PEORIA, Ill. (WMBD/WYZZ) — Another day, another twist to the high school basketball season that is still two weeks away from a scheduled start.
A day after the Illinois High School Association announced it is holding to its plan to start a prep basketball season in November, Governor JB Pritzker said he’s like to see the season moved to the spring. The IHSA says its sticking to its schedule and released it mitigations for winter sports Thursday.
Tuesday, the Illinois Department of Public Health moved basketball from medium to high risk, meaning no games, no intrasquad scrimmages and no contact practices can take place. Wednesday the IHSA board voted to allow local school districts to make the decision if their teams will play this winter.
The student-athletes are the ones caught in the middle.
“I think everyone wants to play badly,” Notre Dame senior Matthew Williams said at practice Thursday. “We’ll do whatever it takes to have a season, even if it’s in the spring, I think he’d all be ready to go.”

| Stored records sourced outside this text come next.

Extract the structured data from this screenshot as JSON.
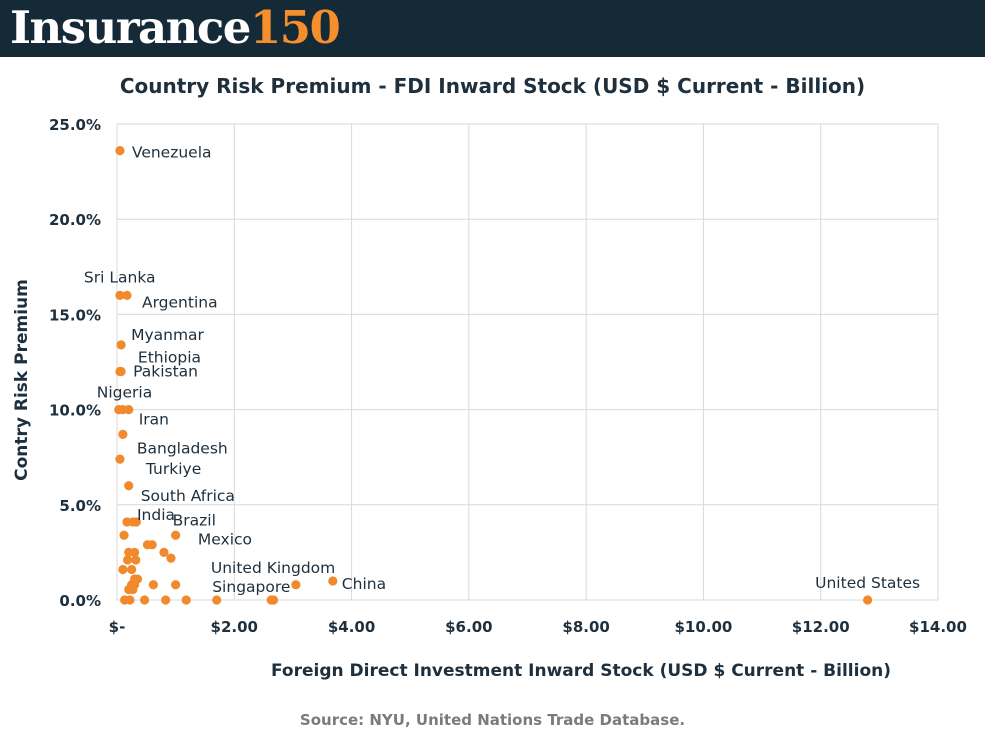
{
  "brand": {
    "word": "Insurance",
    "number": "150"
  },
  "chart_data": {
    "type": "scatter",
    "title": "Country Risk Premium - FDI Inward Stock (USD $ Current - Billion)",
    "xlabel": "Foreign Direct Investment Inward Stock (USD $ Current - Billion)",
    "ylabel": "Contry Risk Premium",
    "xlim": [
      0,
      14
    ],
    "ylim": [
      0,
      25
    ],
    "x_ticks": [
      0,
      2,
      4,
      6,
      8,
      10,
      12,
      14
    ],
    "x_tick_labels": [
      "$-",
      "$2.00",
      "$4.00",
      "$6.00",
      "$8.00",
      "$10.00",
      "$12.00",
      "$14.00"
    ],
    "y_ticks": [
      0,
      5,
      10,
      15,
      20,
      25
    ],
    "y_tick_labels": [
      "0.0%",
      "5.0%",
      "10.0%",
      "15.0%",
      "20.0%",
      "25.0%"
    ],
    "grid": true,
    "marker_color": "#f08a2c",
    "points": [
      {
        "x": 0.05,
        "y": 23.6,
        "label": "Venezuela"
      },
      {
        "x": 0.05,
        "y": 16.0,
        "label": "Sri Lanka"
      },
      {
        "x": 0.17,
        "y": 16.0,
        "label": "Argentina"
      },
      {
        "x": 0.07,
        "y": 13.4,
        "label": "Myanmar"
      },
      {
        "x": 0.05,
        "y": 12.0,
        "label": "Ethiopia"
      },
      {
        "x": 0.07,
        "y": 12.0,
        "label": "Pakistan"
      },
      {
        "x": 0.03,
        "y": 10.0,
        "label": "Nigeria"
      },
      {
        "x": 0.1,
        "y": 10.0
      },
      {
        "x": 0.2,
        "y": 10.0,
        "label": "Iran"
      },
      {
        "x": 0.1,
        "y": 8.7,
        "label": "Bangladesh"
      },
      {
        "x": 0.05,
        "y": 7.4,
        "label": "Turkiye"
      },
      {
        "x": 0.2,
        "y": 6.0,
        "label": "South Africa"
      },
      {
        "x": 0.17,
        "y": 4.1,
        "label": "India"
      },
      {
        "x": 0.27,
        "y": 4.1
      },
      {
        "x": 0.33,
        "y": 4.1
      },
      {
        "x": 1.0,
        "y": 3.4,
        "label": "Brazil"
      },
      {
        "x": 0.12,
        "y": 3.4
      },
      {
        "x": 0.52,
        "y": 2.9
      },
      {
        "x": 0.6,
        "y": 2.9
      },
      {
        "x": 0.2,
        "y": 2.5
      },
      {
        "x": 0.3,
        "y": 2.5
      },
      {
        "x": 0.8,
        "y": 2.5,
        "label": "Mexico"
      },
      {
        "x": 0.18,
        "y": 2.1
      },
      {
        "x": 0.32,
        "y": 2.1
      },
      {
        "x": 0.92,
        "y": 2.2
      },
      {
        "x": 0.1,
        "y": 1.6
      },
      {
        "x": 0.25,
        "y": 1.6
      },
      {
        "x": 0.3,
        "y": 1.1
      },
      {
        "x": 0.35,
        "y": 1.1
      },
      {
        "x": 0.25,
        "y": 0.8
      },
      {
        "x": 0.3,
        "y": 0.8
      },
      {
        "x": 0.62,
        "y": 0.8
      },
      {
        "x": 1.0,
        "y": 0.8
      },
      {
        "x": 3.05,
        "y": 0.8,
        "label": "United Kingdom"
      },
      {
        "x": 3.68,
        "y": 1.0,
        "label": "China"
      },
      {
        "x": 0.2,
        "y": 0.55
      },
      {
        "x": 0.27,
        "y": 0.55
      },
      {
        "x": 0.13,
        "y": 0.0
      },
      {
        "x": 0.22,
        "y": 0.0
      },
      {
        "x": 0.47,
        "y": 0.0
      },
      {
        "x": 0.83,
        "y": 0.0
      },
      {
        "x": 1.18,
        "y": 0.0
      },
      {
        "x": 1.7,
        "y": 0.0
      },
      {
        "x": 2.63,
        "y": 0.0,
        "label": "Singapore"
      },
      {
        "x": 2.67,
        "y": 0.0
      },
      {
        "x": 12.8,
        "y": 0.0,
        "label": "United States"
      }
    ]
  },
  "source": "Source: NYU, United Nations Trade Database."
}
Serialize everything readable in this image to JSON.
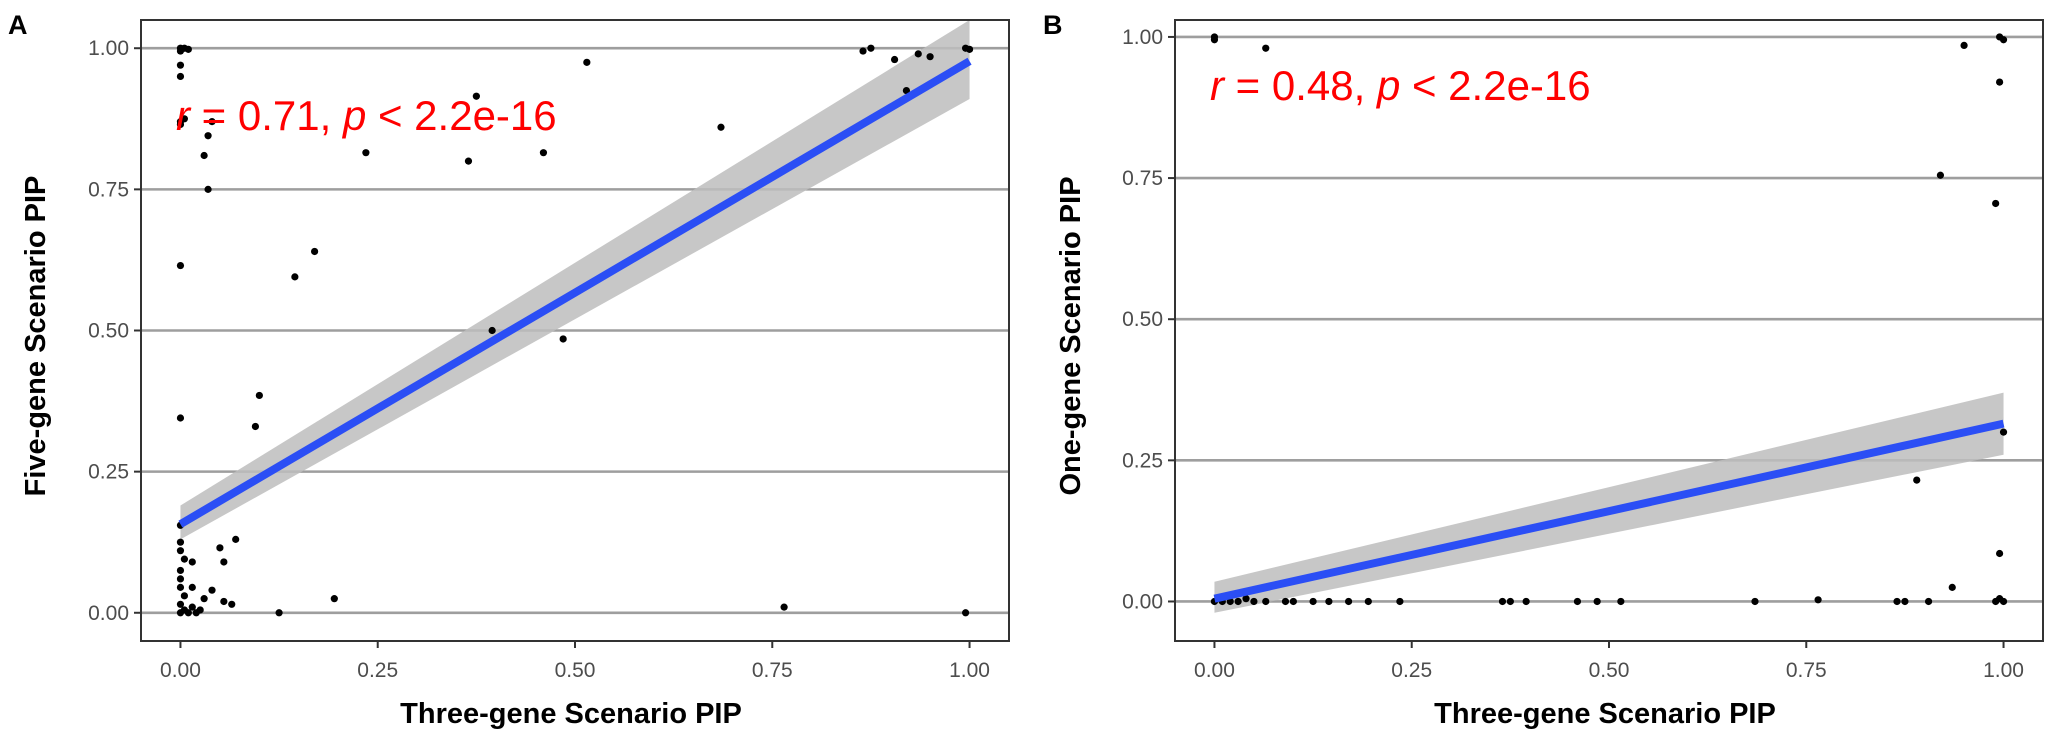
{
  "chart_data": [
    {
      "type": "scatter",
      "panel": "A",
      "xlabel": "Three-gene Scenario PIP",
      "ylabel": "Five-gene Scenario PIP",
      "xlim": [
        -0.05,
        1.05
      ],
      "ylim": [
        -0.05,
        1.05
      ],
      "x_ticks": [
        "0.00",
        "0.25",
        "0.50",
        "0.75",
        "1.00"
      ],
      "y_ticks": [
        "0.00",
        "0.25",
        "0.50",
        "0.75",
        "1.00"
      ],
      "grid": "horizontal major",
      "annotation": {
        "r_symbol": "r",
        "r_text": " = 0.71, ",
        "p_symbol": "p",
        "p_text": " < 2.2e-16"
      },
      "fit_line": {
        "x": [
          0,
          1
        ],
        "y": [
          0.157,
          0.977
        ],
        "band_lower": [
          0.13,
          0.91
        ],
        "band_upper": [
          0.19,
          1.05
        ]
      },
      "points": [
        {
          "x": 0.0,
          "y": 1.0
        },
        {
          "x": 0.005,
          "y": 1.0
        },
        {
          "x": 0.0,
          "y": 0.995
        },
        {
          "x": 0.01,
          "y": 0.998
        },
        {
          "x": 0.0,
          "y": 0.97
        },
        {
          "x": 0.0,
          "y": 0.95
        },
        {
          "x": 0.0,
          "y": 0.87
        },
        {
          "x": 0.0,
          "y": 0.865
        },
        {
          "x": 0.005,
          "y": 0.875
        },
        {
          "x": 0.04,
          "y": 0.87
        },
        {
          "x": 0.035,
          "y": 0.845
        },
        {
          "x": 0.03,
          "y": 0.81
        },
        {
          "x": 0.035,
          "y": 0.75
        },
        {
          "x": 0.0,
          "y": 0.615
        },
        {
          "x": 0.0,
          "y": 0.345
        },
        {
          "x": 0.0,
          "y": 0.155
        },
        {
          "x": 0.0,
          "y": 0.125
        },
        {
          "x": 0.0,
          "y": 0.11
        },
        {
          "x": 0.005,
          "y": 0.095
        },
        {
          "x": 0.0,
          "y": 0.075
        },
        {
          "x": 0.0,
          "y": 0.06
        },
        {
          "x": 0.0,
          "y": 0.045
        },
        {
          "x": 0.005,
          "y": 0.03
        },
        {
          "x": 0.0,
          "y": 0.015
        },
        {
          "x": 0.0,
          "y": 0.0
        },
        {
          "x": 0.005,
          "y": 0.005
        },
        {
          "x": 0.01,
          "y": 0.0
        },
        {
          "x": 0.015,
          "y": 0.01
        },
        {
          "x": 0.02,
          "y": 0.0
        },
        {
          "x": 0.025,
          "y": 0.005
        },
        {
          "x": 0.015,
          "y": 0.045
        },
        {
          "x": 0.015,
          "y": 0.09
        },
        {
          "x": 0.03,
          "y": 0.025
        },
        {
          "x": 0.04,
          "y": 0.04
        },
        {
          "x": 0.05,
          "y": 0.115
        },
        {
          "x": 0.055,
          "y": 0.09
        },
        {
          "x": 0.055,
          "y": 0.02
        },
        {
          "x": 0.065,
          "y": 0.015
        },
        {
          "x": 0.07,
          "y": 0.13
        },
        {
          "x": 0.095,
          "y": 0.33
        },
        {
          "x": 0.1,
          "y": 0.385
        },
        {
          "x": 0.125,
          "y": 0.0
        },
        {
          "x": 0.145,
          "y": 0.595
        },
        {
          "x": 0.17,
          "y": 0.64
        },
        {
          "x": 0.195,
          "y": 0.025
        },
        {
          "x": 0.235,
          "y": 0.815
        },
        {
          "x": 0.365,
          "y": 0.8
        },
        {
          "x": 0.375,
          "y": 0.915
        },
        {
          "x": 0.395,
          "y": 0.5
        },
        {
          "x": 0.46,
          "y": 0.815
        },
        {
          "x": 0.485,
          "y": 0.485
        },
        {
          "x": 0.515,
          "y": 0.975
        },
        {
          "x": 0.685,
          "y": 0.86
        },
        {
          "x": 0.765,
          "y": 0.01
        },
        {
          "x": 0.865,
          "y": 0.995
        },
        {
          "x": 0.875,
          "y": 1.0
        },
        {
          "x": 0.905,
          "y": 0.98
        },
        {
          "x": 0.92,
          "y": 0.925
        },
        {
          "x": 0.935,
          "y": 0.99
        },
        {
          "x": 0.95,
          "y": 0.985
        },
        {
          "x": 0.995,
          "y": 1.0
        },
        {
          "x": 1.0,
          "y": 0.998
        },
        {
          "x": 0.995,
          "y": 0.0
        }
      ]
    },
    {
      "type": "scatter",
      "panel": "B",
      "xlabel": "Three-gene Scenario PIP",
      "ylabel": "One-gene Scenario PIP",
      "xlim": [
        -0.05,
        1.05
      ],
      "ylim": [
        -0.07,
        1.03
      ],
      "x_ticks": [
        "0.00",
        "0.25",
        "0.50",
        "0.75",
        "1.00"
      ],
      "y_ticks": [
        "0.00",
        "0.25",
        "0.50",
        "0.75",
        "1.00"
      ],
      "grid": "horizontal major",
      "annotation": {
        "r_symbol": "r",
        "r_text": " = 0.48, ",
        "p_symbol": "p",
        "p_text": " < 2.2e-16"
      },
      "fit_line": {
        "x": [
          0,
          1
        ],
        "y": [
          0.005,
          0.315
        ],
        "band_lower": [
          -0.02,
          0.26
        ],
        "band_upper": [
          0.035,
          0.37
        ]
      },
      "points": [
        {
          "x": 0.0,
          "y": 1.0
        },
        {
          "x": 0.0,
          "y": 0.995
        },
        {
          "x": 0.065,
          "y": 0.98
        },
        {
          "x": 0.95,
          "y": 0.985
        },
        {
          "x": 0.995,
          "y": 1.0
        },
        {
          "x": 1.0,
          "y": 0.995
        },
        {
          "x": 0.995,
          "y": 0.92
        },
        {
          "x": 0.92,
          "y": 0.755
        },
        {
          "x": 0.99,
          "y": 0.705
        },
        {
          "x": 1.0,
          "y": 0.3
        },
        {
          "x": 0.89,
          "y": 0.215
        },
        {
          "x": 0.995,
          "y": 0.085
        },
        {
          "x": 0.935,
          "y": 0.025
        },
        {
          "x": 0.0,
          "y": 0.0
        },
        {
          "x": 0.005,
          "y": 0.005
        },
        {
          "x": 0.01,
          "y": 0.0
        },
        {
          "x": 0.02,
          "y": 0.0
        },
        {
          "x": 0.03,
          "y": 0.0
        },
        {
          "x": 0.04,
          "y": 0.005
        },
        {
          "x": 0.05,
          "y": 0.0
        },
        {
          "x": 0.065,
          "y": 0.0
        },
        {
          "x": 0.09,
          "y": 0.0
        },
        {
          "x": 0.1,
          "y": 0.0
        },
        {
          "x": 0.125,
          "y": 0.0
        },
        {
          "x": 0.145,
          "y": 0.0
        },
        {
          "x": 0.17,
          "y": 0.0
        },
        {
          "x": 0.195,
          "y": 0.0
        },
        {
          "x": 0.235,
          "y": 0.0
        },
        {
          "x": 0.365,
          "y": 0.0
        },
        {
          "x": 0.375,
          "y": 0.0
        },
        {
          "x": 0.395,
          "y": 0.0
        },
        {
          "x": 0.46,
          "y": 0.0
        },
        {
          "x": 0.485,
          "y": 0.0
        },
        {
          "x": 0.515,
          "y": 0.0
        },
        {
          "x": 0.685,
          "y": 0.0
        },
        {
          "x": 0.765,
          "y": 0.003
        },
        {
          "x": 0.865,
          "y": 0.0
        },
        {
          "x": 0.875,
          "y": 0.0
        },
        {
          "x": 0.905,
          "y": 0.0
        },
        {
          "x": 0.99,
          "y": 0.0
        },
        {
          "x": 0.995,
          "y": 0.005
        },
        {
          "x": 1.0,
          "y": 0.0
        }
      ]
    }
  ],
  "colors": {
    "fit_line": "#2B4EF5",
    "confidence_band": "#BDBDBD",
    "points": "#000000",
    "grid": "#9E9E9E",
    "annotation": "#FF0000",
    "frame": "#333333"
  }
}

The winter basketball season is scheduled to begin with practice on Nov. 16 and games on Nov. 30. But with the governor’s office and the IHSA butting heads, the fate of the season may be decided in a court of law before its played out on basketball courts.
“I just tell them, whatever they choose to do we just have to roll with it,” Manual boys basketball coach Willie Coleman said. “(I tell them) keep your head up, no matter what. it’s a tough time. And I can’t imagine what these kids are going through.”
The IHSA mitigations include players, coaches and officials wearing masks while at play. Due to players wearing masks during contests, a media time-out will be taken each quarter at the first dead ball under the 5-minute mark to give players an opportunity to catch their breath.
“It’s been a roller coaster,” said Limestone boys basketball coach Tony Thomason. “Those are things we can’t control. We’re doing our part, social distancing, wearing our masks, the kids have done a great job adhering to that. So we are only worried about what we can control right now.”